SR: Yes, I grew up and spent most of my life in the country. When I moved to Calgary, I found that the music scene here is what keeps me here. I got into rockabilly and that’s why I stay here. I can make my art anywhere I am. I will always be a maker. But the pool of musicians here is amazing. And my music for the first time in my life is completely informing my art. That’s really exciting for me that they are finally coming together.
ORR: How do you personally define success in your practice?
RAE: Critical success is very important to me, but I also have to pay my bills. I make a living as an artist and so the financial aspect is important. I can’t do nine to five jobs and that makes financial success key to what I do. But critical success is important too. Like the awards they give out at ACAD. They feed you. The acknowledgement helps you to keep going, especially when you are making work that is not necessarily commercial.

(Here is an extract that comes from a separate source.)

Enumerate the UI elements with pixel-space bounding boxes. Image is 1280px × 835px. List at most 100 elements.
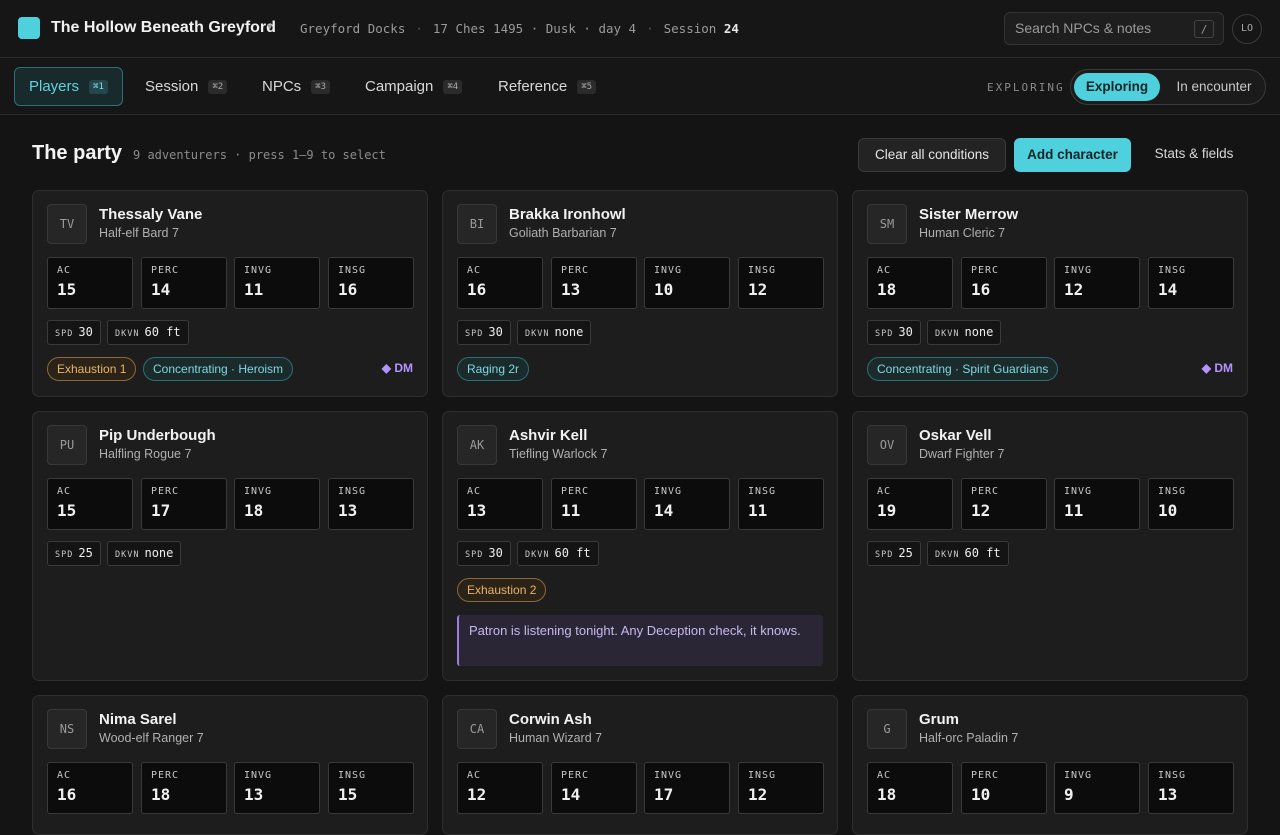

Sleeping Beauty/XVIII The Moon (detail)
Walrus tusk, sterling silver, dinosaur bone, oil paint, carved and constructed ring sculpture, 10”H x 3”W x 3”, #18 in the “Re-Imagined Narratives” series 1998-2019.
ORR: In that sense of working towards and eventually becoming a full-time artist, did you ever have to work against the stigma that making a living from it wasn’t possible?
RAE: I just never really had any choice. I am such an incessant maker. I had to figure out how to make a living out of it because it was all I ever felt like doing ever since I was little. It didn’t really surprise anyone when I became a professional artist because that’s all I ever did: make. When you keep that up long enough, people take you seriously.
ORR: It sounds like making was a huge part of your life, and regardless of whether you went to ACAD or not, you would have continued to learn and grow in your craft. Was there anything specific to ACAD that you feel you might not have learned elsewhere?
RAE: When I was at ACAD I felt like the sky was the limit. I could be as good as you could get anywhere in the world. And I don’t know if I ever would have understood that. Not to say that I am better than anyone else, but you realize that what’s happening around you could be happening anywhere in the world. When you’re inspired you’re inspired and that’s what matters. By leaving my small town I stopped thinking regionally and started thinking internationally.
ORR: If you had any advice for incoming first years at ACAD, what would it be?
RAE: You are not here to make your opus of work. You are here to learn and to experiment. Don’t put that kind pressure on yourself when making art. Don’t even worry about making art yet. Learn about art. I find that so often students get all freaked out because they want to make art. But you know what? Art is something that just happens. When you are open to learning and learning new experiences and trying new ways of looking at things, you are more likely to make art happenstance. Don’t start out making art. Absorb.